Kein Grund zur Aufregung.

In seiner Sommer-Kollektion bietet Prada einen Pulli an, der an den Ellbogen und am Rücken Löcher hat, die weder funktional noch ästhetisch irgendeinen Sinn ergeben.

Könnt ihr euch nicht vorstellen? Hier, bitteschön:

In der aktuellen Kollektion gibt es eine Kleid gewordene Cargo-Hose – ihr wisst schon, die mit den super praktischen Taschen überall. Im Fall dieses Kleides sind die Taschen zwar noch praktischer – lösen sie doch das elende "Wohin nur mit meinem Smartphone bei der Party?" Problem (auch wenn die Antwort nun leider "Direkt auf meine Brüste" heißt).

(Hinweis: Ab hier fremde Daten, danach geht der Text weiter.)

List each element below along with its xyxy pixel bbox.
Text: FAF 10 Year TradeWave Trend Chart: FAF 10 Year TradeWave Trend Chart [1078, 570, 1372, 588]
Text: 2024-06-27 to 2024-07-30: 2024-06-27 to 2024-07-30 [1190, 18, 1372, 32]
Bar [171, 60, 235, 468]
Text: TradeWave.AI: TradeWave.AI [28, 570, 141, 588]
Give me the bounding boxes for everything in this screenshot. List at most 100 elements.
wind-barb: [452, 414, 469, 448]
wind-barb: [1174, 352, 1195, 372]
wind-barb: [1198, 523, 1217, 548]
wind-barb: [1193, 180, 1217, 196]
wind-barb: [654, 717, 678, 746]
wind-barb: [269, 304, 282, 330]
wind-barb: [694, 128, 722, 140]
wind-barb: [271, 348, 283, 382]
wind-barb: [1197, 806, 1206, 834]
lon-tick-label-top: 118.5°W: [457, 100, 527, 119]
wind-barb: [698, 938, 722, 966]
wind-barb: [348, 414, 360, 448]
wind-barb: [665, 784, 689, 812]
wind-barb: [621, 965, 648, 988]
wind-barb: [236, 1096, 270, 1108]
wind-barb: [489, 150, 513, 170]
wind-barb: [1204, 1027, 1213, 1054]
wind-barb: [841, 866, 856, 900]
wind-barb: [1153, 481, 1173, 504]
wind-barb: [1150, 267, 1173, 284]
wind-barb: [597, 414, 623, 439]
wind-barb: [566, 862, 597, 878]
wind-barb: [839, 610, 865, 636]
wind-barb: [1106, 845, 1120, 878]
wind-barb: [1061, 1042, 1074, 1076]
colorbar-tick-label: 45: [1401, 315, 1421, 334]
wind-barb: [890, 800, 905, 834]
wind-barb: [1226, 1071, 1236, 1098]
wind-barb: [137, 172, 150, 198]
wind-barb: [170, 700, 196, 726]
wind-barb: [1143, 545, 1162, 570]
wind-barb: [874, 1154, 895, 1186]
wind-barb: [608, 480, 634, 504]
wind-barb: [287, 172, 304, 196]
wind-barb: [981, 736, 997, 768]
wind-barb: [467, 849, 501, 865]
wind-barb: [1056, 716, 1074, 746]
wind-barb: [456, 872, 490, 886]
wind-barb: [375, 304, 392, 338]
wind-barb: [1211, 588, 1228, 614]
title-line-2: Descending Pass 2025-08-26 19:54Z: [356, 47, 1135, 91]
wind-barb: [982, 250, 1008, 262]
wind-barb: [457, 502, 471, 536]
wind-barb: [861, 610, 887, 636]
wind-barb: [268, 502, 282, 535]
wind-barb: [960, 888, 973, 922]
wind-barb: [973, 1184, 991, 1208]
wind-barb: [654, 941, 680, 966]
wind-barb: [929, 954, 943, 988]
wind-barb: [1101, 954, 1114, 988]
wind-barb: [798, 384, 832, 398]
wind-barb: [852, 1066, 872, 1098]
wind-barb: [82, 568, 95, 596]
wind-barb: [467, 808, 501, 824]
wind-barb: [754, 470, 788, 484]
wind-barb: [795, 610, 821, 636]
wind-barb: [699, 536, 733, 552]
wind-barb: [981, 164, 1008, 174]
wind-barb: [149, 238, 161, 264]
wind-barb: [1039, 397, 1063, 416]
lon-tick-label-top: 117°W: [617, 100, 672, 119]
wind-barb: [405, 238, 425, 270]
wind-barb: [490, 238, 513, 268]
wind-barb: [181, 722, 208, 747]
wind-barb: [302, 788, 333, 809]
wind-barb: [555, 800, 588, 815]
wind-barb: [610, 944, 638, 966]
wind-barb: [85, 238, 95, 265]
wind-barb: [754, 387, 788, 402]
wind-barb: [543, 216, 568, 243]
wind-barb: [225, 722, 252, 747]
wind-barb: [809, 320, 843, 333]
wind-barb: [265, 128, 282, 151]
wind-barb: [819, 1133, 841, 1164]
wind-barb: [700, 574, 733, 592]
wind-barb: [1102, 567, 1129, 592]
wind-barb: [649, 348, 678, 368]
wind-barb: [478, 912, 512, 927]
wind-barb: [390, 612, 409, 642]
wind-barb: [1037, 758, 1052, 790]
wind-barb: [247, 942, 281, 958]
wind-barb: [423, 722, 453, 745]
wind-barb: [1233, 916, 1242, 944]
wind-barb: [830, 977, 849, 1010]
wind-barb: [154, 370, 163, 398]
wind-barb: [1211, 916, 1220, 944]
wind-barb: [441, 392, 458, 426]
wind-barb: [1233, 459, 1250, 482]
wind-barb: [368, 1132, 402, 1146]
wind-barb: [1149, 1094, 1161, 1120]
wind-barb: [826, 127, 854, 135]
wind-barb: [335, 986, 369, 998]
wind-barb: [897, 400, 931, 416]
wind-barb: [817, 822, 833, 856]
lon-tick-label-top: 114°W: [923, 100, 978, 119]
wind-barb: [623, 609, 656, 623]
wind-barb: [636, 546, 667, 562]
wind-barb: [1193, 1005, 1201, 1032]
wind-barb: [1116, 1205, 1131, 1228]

Allerdings sieht das Ganze leider so aus:

Außerdem bietet das Label derzeit einen Rucksack an: Er vereint das Beste aus Schlüsselketten, Green Day-Merchandise und diesen lustigen Ski-Mützen, die aussehen, als hätte man bunte Haare.

Auch hier gibt es natürlich Fotos:

Falls du irgendeines dieser Teile ansprechend findest – okay.

Eine vorsichtige Frage aber: Bist du sicher, dass das in zehn Jahren immer noch der Fall sein wird? Oder in fünf? Zwei?

Ja, hm, naja.

Mode ist eben immer auch das – eine Mode, also etwas, das die Menschen nur eine Zeit lang vom Hocker reißt und danach eher für hochgezogene Augenbrauen sorgt.

Für alle, die nicht Kylie Jenner oder Gigi Hadid heißen, also: keine Multimillionärinnen sind, die zusätzlich auch noch alles geschenkt bekommen, ist es aber eigentlich wünschenswert, dass man sich für seine Klamotten nicht nach einer Saison in Grund und Boden schämt.

Besonders, wenn es sich dabei um ein kostspieliges Designer-Stück handelt. Zum Beispiel von Prada.

Unter diesen Vorzeichen ist es eigentlich erstaunlich, dass dieses weiße Shirt von Prada gerade so viel Hass abbekommt. 

(Bild: Prada)

Zwei Ärmel, der Teil, wo der Oberkörper reinkommt, ein bisschen Kragen. Über der Brust ein winziges Dreieck, das nur von echten Kennern als Hinweis auf deine edelitalienische Herkunft erkannt werden dürfte. Ein T-Shirt, das tatsächlich nicht so viel ist, außer: weiß

Ob dieses Baumwoll-Shirt tatsächlich die 310 Euro wert ist, die es selbst im Sale noch kostet? Fraglich – selbst, wenn es unter den fairsten Bedingungen hergestellt wäre (für die Prada nicht unbedingt bekannt ist).

Ob es deshalb aber angemessen ist, das Label als "Dreck" zu bezeichnen, so wie es online gerade viele tun, die den Link zu dem Online-Shop teilen (The GuardianDaily Mail)? Ebenfalls fraglich.

Denn, let’s be real here: 

Von einem gescheiten weißen Shirt hat man doch am Ende viel mehr als von einem Troll-Rucksack, einem Cargo-Kleid oder einem Pulli, in dem es zieht wie Hechtsuppe. 

Weiße T-Shirts sind seit mindestens 100 Jahren in, und werden, wenn alles so läuft wie bisher, es auch noch weitere 100 Jahre sein. Man kann sie zur Jeans tragen oder zum Plissee-Rock, zum Strand oder zur Arbeit. Und selbst, wenn man sie gar nicht mehr tragen kann, kann man sie zumindest noch drunter tragen. 

Den Hatern sei also gesagt: Fahrt eure Mistgabeln wieder ein, und freut euch über ein modisches Evergreen, das jedes Applikations-Gewitter überleben wird.